Las cuatro bombas de hidrogeno de EEUU que cayeron por accidente en España en 1966 no llegaron a estallar, pero dañaron significativamente a los vecinos de Palomares. Es lo que pone de relieve el New York Times, en un artículo es de su corresponsal Raphael Minder que ya en ocasiones anteriores había denunciado que el caso de Palomares no se estaba tratando con la “urgencia que merece”. Se rememora la polémica en torno a la limpieza de la zona, donde sigue habiendo altos niveles de radioactividad, y se detallan el impacto y las “cicatrices” que el caso ha dejado en la población.


El New York Times rememora cómo hace 50 años, José Manuel González Navarro, vecino de Palomares fue testigo del accidente entre un bombardero y un avión de repostaje del Ejército de EEUU e incluso vio caer una de las bombas con un paracaídas, al que luego cortó las líneas para pescar. Añade que pocos se dieron cuenta entonces de la gravedad del caso, pero aunque no llegaron a detonar, dos de las bombas se abrieron y dejaron escapar plutonio en el pueblo. Añade que la polémica sobre quién debía limpiar la zona ha provocado un gran daño sobre Palomares y un estigma que ha afectado a todos los vecinos y a sus modos de vida, ya que por ejemplo ni los tomates, lechugas o sandías que se cultivan en la localidad llevan etiqueta de su origen.

Pero sobre todo el texto resalta, que 50 años después, la limpieza del sitio sigue siendo un asunto pendiente. En 1966, EEUU sacó 5.000 barriles de tierra contaminada, pero en la última década estudios medioambientales han revelado que sigue habiendo en la zona altos niveles de radioactividad. El NYT detalla las presiones del gobierno de España a EEUU para que se encargará de la limpieza y el compromiso adquirido en octubre por John Kerry para llevarlo a cabo, pero advierte de que se sigue discutiendo quién se paga la factura.
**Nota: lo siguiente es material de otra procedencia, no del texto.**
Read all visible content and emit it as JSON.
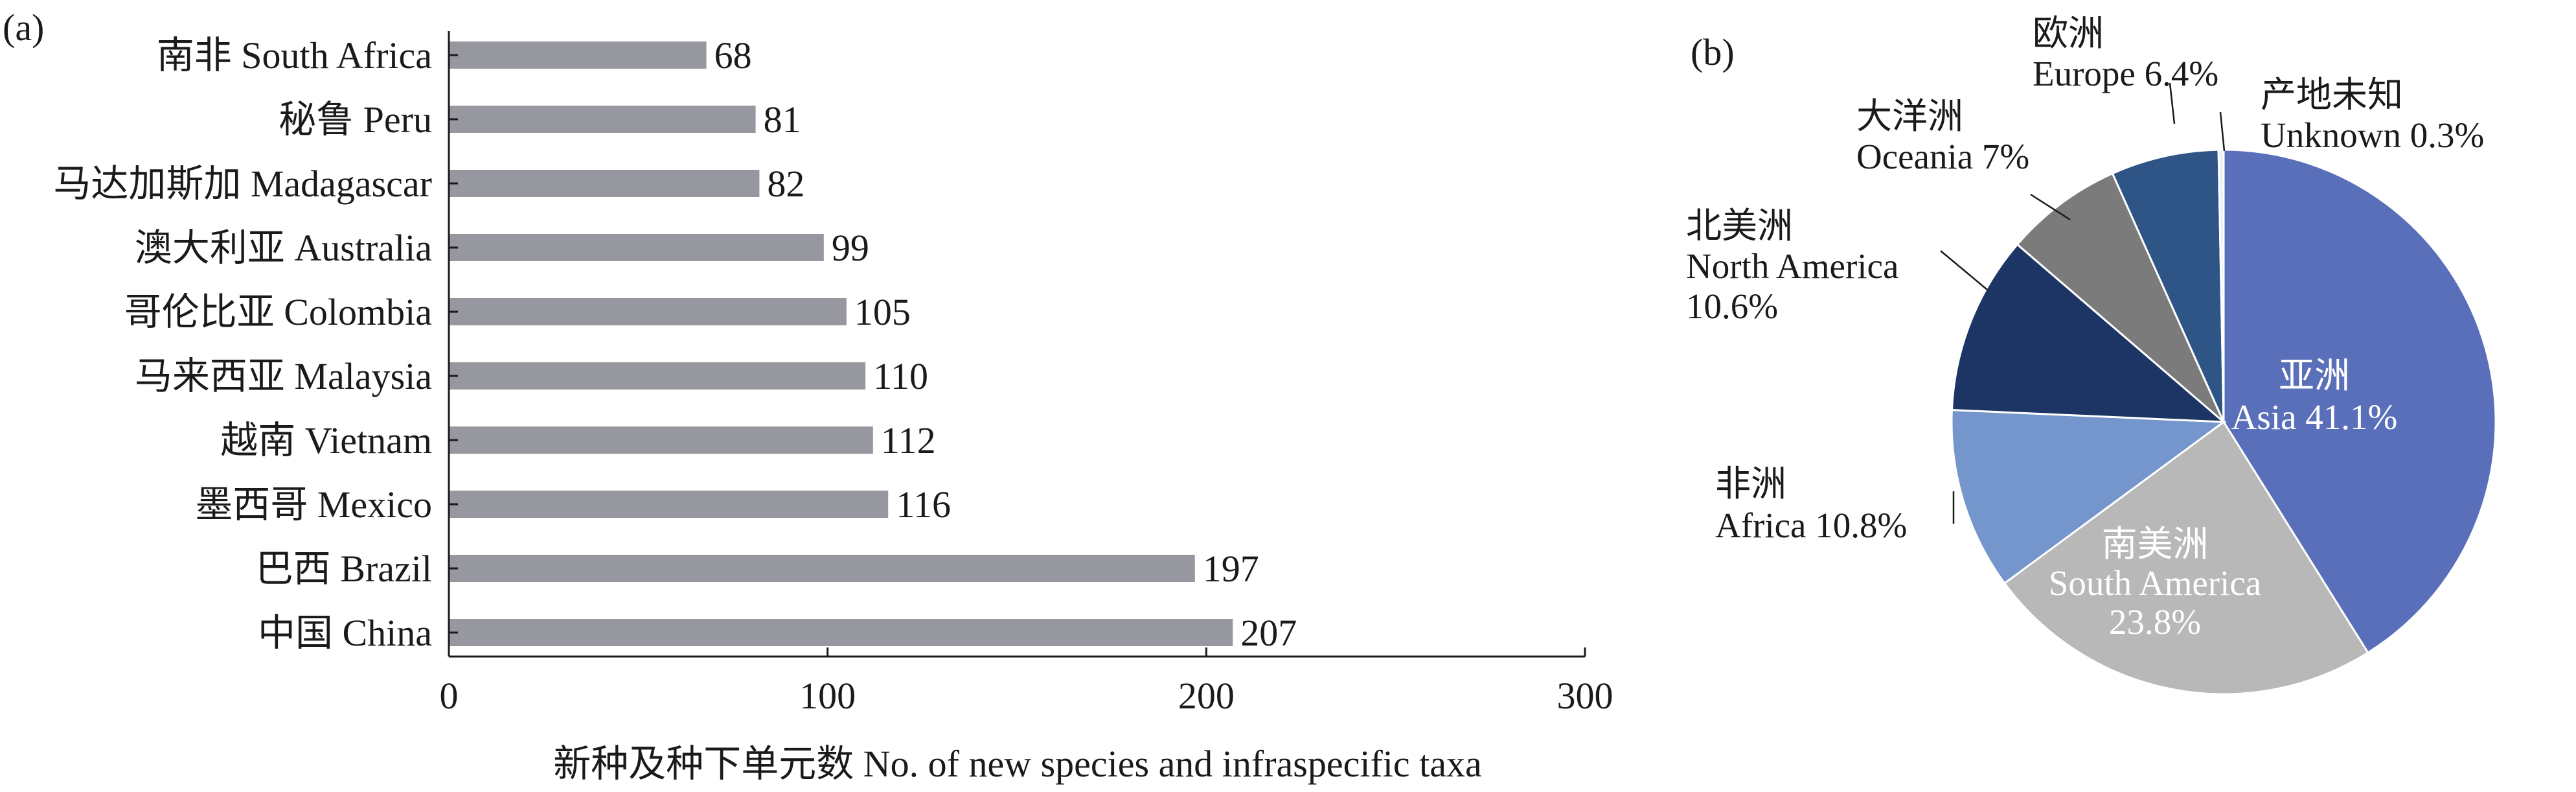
{
  "chart_data": [
    {
      "panel": "(a)",
      "type": "bar",
      "orientation": "horizontal",
      "categories": [
        "南非 South Africa",
        "秘鲁 Peru",
        "马达加斯加 Madagascar",
        "澳大利亚 Australia",
        "哥伦比亚 Colombia",
        "马来西亚 Malaysia",
        "越南 Vietnam",
        "墨西哥 Mexico",
        "巴西 Brazil",
        "中国 China"
      ],
      "values": [
        68,
        81,
        82,
        99,
        105,
        110,
        112,
        116,
        197,
        207
      ],
      "xlabel": "新种及种下单元数 No. of new species and infraspecific taxa",
      "xlim": [
        0,
        300
      ],
      "xticks": [
        0,
        100,
        200,
        300
      ],
      "bar_color": "#97979f",
      "grid": false
    },
    {
      "panel": "(b)",
      "type": "pie",
      "slices": [
        {
          "label_zh": "亚洲",
          "label_en": "Asia 41.1%",
          "value": 41.1,
          "color": "#5a6fb9"
        },
        {
          "label_zh": "南美洲",
          "label_en": "South America",
          "value_text": "23.8%",
          "value": 23.8,
          "color": "#b8b8b8"
        },
        {
          "label_zh": "非洲",
          "label_en": "Africa 10.8%",
          "value": 10.8,
          "color": "#7595cd"
        },
        {
          "label_zh": "北美洲",
          "label_en": "North America",
          "value_text": "10.6%",
          "value": 10.6,
          "color": "#1c3564"
        },
        {
          "label_zh": "大洋洲",
          "label_en": "Oceania 7%",
          "value": 7.0,
          "color": "#7b7b7b"
        },
        {
          "label_zh": "欧洲",
          "label_en": "Europe 6.4%",
          "value": 6.4,
          "color": "#2e5585"
        },
        {
          "label_zh": "产地未知",
          "label_en": "Unknown 0.3%",
          "value": 0.3,
          "color": "#e9eef7"
        }
      ]
    }
  ]
}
Y enfatiza que los efectos de la radiación a largo plazo en la población siguen siendo un asunto “turbio”. Resalta que los estudios científicos realizados periódicamente no han revelado efectos significativos en la salud, pero puede considerarse que los vecinos sí han sufrido un “profundo impacto psicológico”.

El New York Times se publica desde 1851 y está considerado como el diario más influyente de EEUU y el mundo. Es propiedad de la familia Ochs Sulzsberger y el magnate mexicano Carlos Slim también tiene acciones del diario. Su tirada en 2013 fue de 731.395 ejemplares en papel y 1.133.923 suscriptores on line, lo que deja una circulacion total de 1.865.318. Además su website recibe más de 30 millones de visitantes únicos al mes. Su línea editorial está considerada como liberal/progresista. En 2012, publicó un reportaje documentando sobre cómo la crisis económica estaba provocando miseria y hambre en España, que provocó un gran impacto.

Raphael Minder es corresponsal del New York Times para España y Portugal desde 2010. Nacido en Suiza empezó su carrera en Bloomberg para luego incorporarse al Financial Times, para el que trabajó como corresponsal durante 10 años en París, Bruselas, Sydney y Hong Kong. Ha sido el autor de algunos reportajes que han dado mucho que hablar en España cómo el que evidenciaba el servilismo de la prensa española con el poder político e incluía las crítica a El País de Miguel Ángel Aguilar, uno sobre el “Pequeño Nicolás” y la importancia de las conexiones personales en España o un artículo sobre Emilio Botín en 2011, resaltando su influencia y siendo de los primeros en hablar abiertamente de su cuenta en Suiza.